One day after the institution of the first major college football playoff, the sport is in a bit of a hangover. Understandable really, when you consider eleven conference commissioners and Notre Dame’s athletic director spent Tuesday evening showering themselves with high-end Tequila and laughing at their presidential counterparts having to answer questions. If we’ve learned anything in following college football though, it’s to expect some bit of bad news, perhaps this evening. There can be no success without detriment, no joy without frustrating stupidity and most of all, no uplifting pigskin news without a player, coach or entire team wallowing in the mud. So just like when Ohio State dropped Jim Tressel’s resignation on a sunny Memorial Day 2010, some parties simply must end with the cops arriving, ready to mace. What could possibly prevent the continual contact high of a playoff finally arriving?

I’m glad you asked.

-A little over two years have passed since the NCAA wielded a surprisingly heavy hammer on the USC Trojans. In that organization’s secret mandate of trying to see what exactly is required to make Lane Kiffin‘s head explode, they enact more retroactive sanctions on the eve of a season in which Southern Cal is a title favorite. Matt Barkley‘s ineligible for being a model student-athlete, Robert Woods has been summoned by the Oakland Raiders and Ed Orgeron‘s translation assistance is needed in Baton Rouge. Monte Kiffin retires because, f*ck this and a day of celebration is declared in Knoxville. Mature Lane Kiffin handles it with aplomb, the Lane Kiffin we all know and love tries to get his hands on a dirty nuke.

Michigan announces Chad Henne and Mike Hart as honorary alumni captains for the 2014 season. In what would seem a nod to their recent Big Ten success, a horror movie actually plays out in Ann Arbor for thousands of Wolverines fans. Brady Hoke has righted the ship Rich Rodriguez tried to sink. Lloyd Carr is still mumbling somewhere about “Michigan Men.” Bringing in Henne and Hart for the season opener has all the pomp and circumstance of an enjoyable blowout victory. The only problem? Appalachian State comes back to the Big House in September 2014.

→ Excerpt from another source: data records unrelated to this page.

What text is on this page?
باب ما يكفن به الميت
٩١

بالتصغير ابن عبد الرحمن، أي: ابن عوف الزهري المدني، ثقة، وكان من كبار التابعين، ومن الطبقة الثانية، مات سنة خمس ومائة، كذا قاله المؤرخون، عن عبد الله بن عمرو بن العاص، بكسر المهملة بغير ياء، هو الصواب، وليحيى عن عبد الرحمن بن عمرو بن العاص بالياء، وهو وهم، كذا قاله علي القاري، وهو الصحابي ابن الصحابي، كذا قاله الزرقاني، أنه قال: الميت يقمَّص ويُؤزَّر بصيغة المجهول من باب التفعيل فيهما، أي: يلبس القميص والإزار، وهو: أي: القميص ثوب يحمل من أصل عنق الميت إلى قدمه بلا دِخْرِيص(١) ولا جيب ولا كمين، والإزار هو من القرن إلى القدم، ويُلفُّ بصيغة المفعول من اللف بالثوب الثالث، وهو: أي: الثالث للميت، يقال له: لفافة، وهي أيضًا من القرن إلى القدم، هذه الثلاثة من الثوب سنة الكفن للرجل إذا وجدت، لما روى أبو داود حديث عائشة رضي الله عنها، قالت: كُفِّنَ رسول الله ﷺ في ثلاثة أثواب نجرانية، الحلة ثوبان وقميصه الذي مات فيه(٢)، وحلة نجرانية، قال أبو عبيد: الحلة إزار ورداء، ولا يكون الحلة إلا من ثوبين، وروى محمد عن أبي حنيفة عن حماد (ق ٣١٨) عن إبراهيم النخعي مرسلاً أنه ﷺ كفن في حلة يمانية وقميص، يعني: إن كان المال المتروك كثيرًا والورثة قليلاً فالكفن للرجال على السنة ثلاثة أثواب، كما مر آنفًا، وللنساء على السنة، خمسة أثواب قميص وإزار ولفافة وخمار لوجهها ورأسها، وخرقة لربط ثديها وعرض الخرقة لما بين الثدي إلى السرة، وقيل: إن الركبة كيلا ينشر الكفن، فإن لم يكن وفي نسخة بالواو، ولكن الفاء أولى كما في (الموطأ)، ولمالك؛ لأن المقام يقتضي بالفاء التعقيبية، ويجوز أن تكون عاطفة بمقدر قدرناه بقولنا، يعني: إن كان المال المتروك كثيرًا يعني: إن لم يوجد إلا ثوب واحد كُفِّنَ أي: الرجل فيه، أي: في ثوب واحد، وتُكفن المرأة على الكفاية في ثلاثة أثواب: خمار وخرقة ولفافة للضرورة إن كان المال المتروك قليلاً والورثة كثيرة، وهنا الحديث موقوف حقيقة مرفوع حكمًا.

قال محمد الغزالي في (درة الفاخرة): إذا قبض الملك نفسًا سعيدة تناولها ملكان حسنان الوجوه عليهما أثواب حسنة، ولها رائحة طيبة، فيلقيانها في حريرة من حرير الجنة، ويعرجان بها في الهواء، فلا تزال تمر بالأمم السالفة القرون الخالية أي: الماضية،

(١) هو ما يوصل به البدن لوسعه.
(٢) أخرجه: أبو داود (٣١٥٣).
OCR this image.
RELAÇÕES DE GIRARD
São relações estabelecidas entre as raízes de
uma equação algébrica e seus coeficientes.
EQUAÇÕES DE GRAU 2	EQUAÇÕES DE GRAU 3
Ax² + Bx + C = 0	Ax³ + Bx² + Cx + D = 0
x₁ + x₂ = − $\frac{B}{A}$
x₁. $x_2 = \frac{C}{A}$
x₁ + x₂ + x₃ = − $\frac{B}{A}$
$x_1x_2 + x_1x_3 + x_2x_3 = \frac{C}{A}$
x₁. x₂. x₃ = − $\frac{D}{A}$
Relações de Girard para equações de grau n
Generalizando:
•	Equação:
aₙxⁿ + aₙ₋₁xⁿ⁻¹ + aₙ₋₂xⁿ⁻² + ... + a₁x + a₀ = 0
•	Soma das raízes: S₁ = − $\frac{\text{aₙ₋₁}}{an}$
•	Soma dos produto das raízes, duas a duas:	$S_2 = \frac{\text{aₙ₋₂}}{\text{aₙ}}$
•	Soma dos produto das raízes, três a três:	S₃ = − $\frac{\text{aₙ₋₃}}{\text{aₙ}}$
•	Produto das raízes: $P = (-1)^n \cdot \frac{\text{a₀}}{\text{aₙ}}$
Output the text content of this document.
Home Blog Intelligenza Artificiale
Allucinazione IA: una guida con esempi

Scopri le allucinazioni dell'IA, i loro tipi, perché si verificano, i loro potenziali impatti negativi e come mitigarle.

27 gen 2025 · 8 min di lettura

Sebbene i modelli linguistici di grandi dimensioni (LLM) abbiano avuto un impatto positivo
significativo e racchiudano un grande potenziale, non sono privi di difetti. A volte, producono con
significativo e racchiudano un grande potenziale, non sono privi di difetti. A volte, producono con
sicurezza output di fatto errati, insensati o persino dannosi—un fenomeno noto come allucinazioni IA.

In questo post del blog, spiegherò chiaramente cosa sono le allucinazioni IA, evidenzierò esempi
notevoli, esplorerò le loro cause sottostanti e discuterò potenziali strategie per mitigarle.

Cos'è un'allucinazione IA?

-Conference realignment connoisseurs exclaim for the fiftieth time since May that “Team X” is a “done deal” to “Conference Y.” As addictive as I find the shuffling of schools, I’ve reached the point where I read a Tweet or blurb or article and if it doesn’t involve Notre Dame or Florida State, it’s ignored. Those two campuses hold the balance of the axis and until they move, little to nothing is intriguing enough to follow religiously. It won’t stop the perceived insiders from spouting off second-hand information from their intern friends in athletic departments but that’s to be expected. As long as the source remains spotty and I don’t have to put down my beer to check its veracity, I’m still running playoff fever. When the Seminoles commit to the ACC for good, we can all forget how grating this is until next summer.

Les Miles leaves LSU to chase his dream as a Tibetan monk. This is not implausible and would create a void the size of the SuperDome in readable transcripts of head coach’s press conferences.

-Youngstown, Ohio banishes football within its city limits and as a result, the number of future college coaches decreases by 75%.

Mike Leach wanders into Lubbock, Texas to pay for damages at his prior residence (something about swords stuck in the wall) and is kidnapped by rabid Red Raiders fans. He is plied with copies of Pirates of the Caribbean, Canadian whiskey and breakfast tacos to convince him to abandon Pullman. Tommy Tuberville misses the event having interviewed three defensive coordinator targets (just a precaution) for 2013.